External DNS Server

Hi!

Bit of a newbee to the Docker/Rancher community, currently evaluating it for hosting internal applications (GitLab, Taiga, Drone) from within the company I work for.

So far so good, I love the simple and all-round solution that Rancher provides!

My question is around DNS. I currently have a internal company DNS server that redirects ‘gitlab.example.com’ to the correct Virtual Machine IP Address that is running the Gitlab service.

When running Rancher I have managed to get the gitlab catalog up and running, and accessible by http://[host-ip]:81.

Now asking people to access Gitlab via a IP/Port combo isn’t ideal, I also understand that Docker Swarm can distribute the containers to different hosts, so the IP address could be dynamic.

What is the suggested way of integrating an internal DNS Server into Rancher? An ideal scenario would be that I can create a A record, for example gitlab.example.com and it will point to the Gitlab container on port 81.

I did notice that rancher offers some nice integration with third party DNS services such as route53, sadly due to the data-sensitive nature of the company an internal solution would be preferred.

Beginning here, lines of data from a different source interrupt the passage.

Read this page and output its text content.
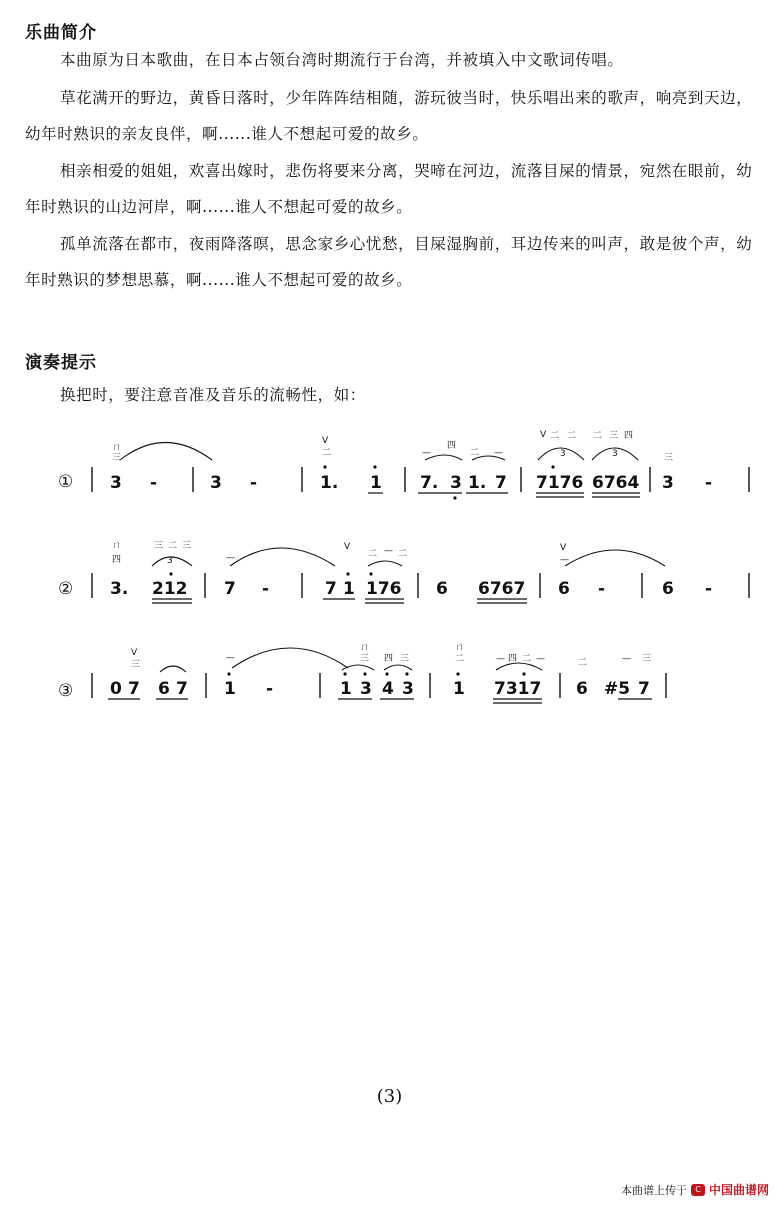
乐曲简介

本曲原为日本歌曲，在日本占领台湾时期流行于台湾，并被填入中文歌词传唱。

草花满开的野边，黄昏日落时，少年阵阵结相随，游玩彼当时，快乐唱出来的歌声，响亮到天边，幼年时熟识的亲友良伴，啊......谁人不想起可爱的故乡。

相亲相爱的姐姐，欢喜出嫁时，悲伤将要来分离，哭啼在河边，流落目屎的情景，宛然在眼前，幼年时熟识的山边河岸，啊......谁人不想起可爱的故乡。

孤单流落在都市，夜雨降落暝，思念家乡心忧愁，目屎湿胸前，耳边传来的叫声，敢是彼个声，幼年时熟识的梦想思慕，啊......谁人不想起可爱的故乡。

演奏提示
换把时，要注意音准及音乐的流畅性，如：
①
ㄇ
三
3 -	3 -
V
二
1. 1
—
四
二 —
7. 3 1. 7
V 二 二 二 三 四
3	3
7176 6764
三
3 -
②
ㄇ
四
3.
三 二 三
3
212
—
7 -
V
二 — 二
7 1 176 6 6767
V
—
6 -	6 -
③
V
三
0 7 6 7
—
1 -
ㄇ
三 四 三
1 3 4 3
ㄇ
二
1
— 四 二 —
7317
二
6
— 三
#5 7
(3)
本曲谱上传于	C 中国曲谱网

Can anyone shine some light on the best way of going about this?

Thanks!

The next external-dns provider going in will be “DNS Update (RFC 2136)”, which you can use to configure a zone in a standard DNS server (e.g. bind) that accepts transfers.

Thanks for that Vincent! Is there any way of doing it manually for the time being ?

Well, manually would be you creating records with the right makes pointed to the right host IPs… So sure, you can do that manually :slight_smile:

Labeling hosts and using the global scale + scheduling rules to limit containers to a certain set f hosts can make manually managing easier by giving you a known set of host IPs to configure…

Will that still require the port number to be in the URL? Unless its port 80/443 of course.

I’m planning to use nginx to solve this.

I’ve discovered and planning to use this project to solve this issue: https://github.com/jwilder/nginx-proxy

Here’s a great description of the problem I’m trying to solve: http://www.yannmoisan.com/docker.html

The built-in load balancer service can do hostname or path-based routing of requests to different target services and SSL-termination so that multiple things can “share” 80/443.

Awesome vincent, just tried the load balancer and it worked fine!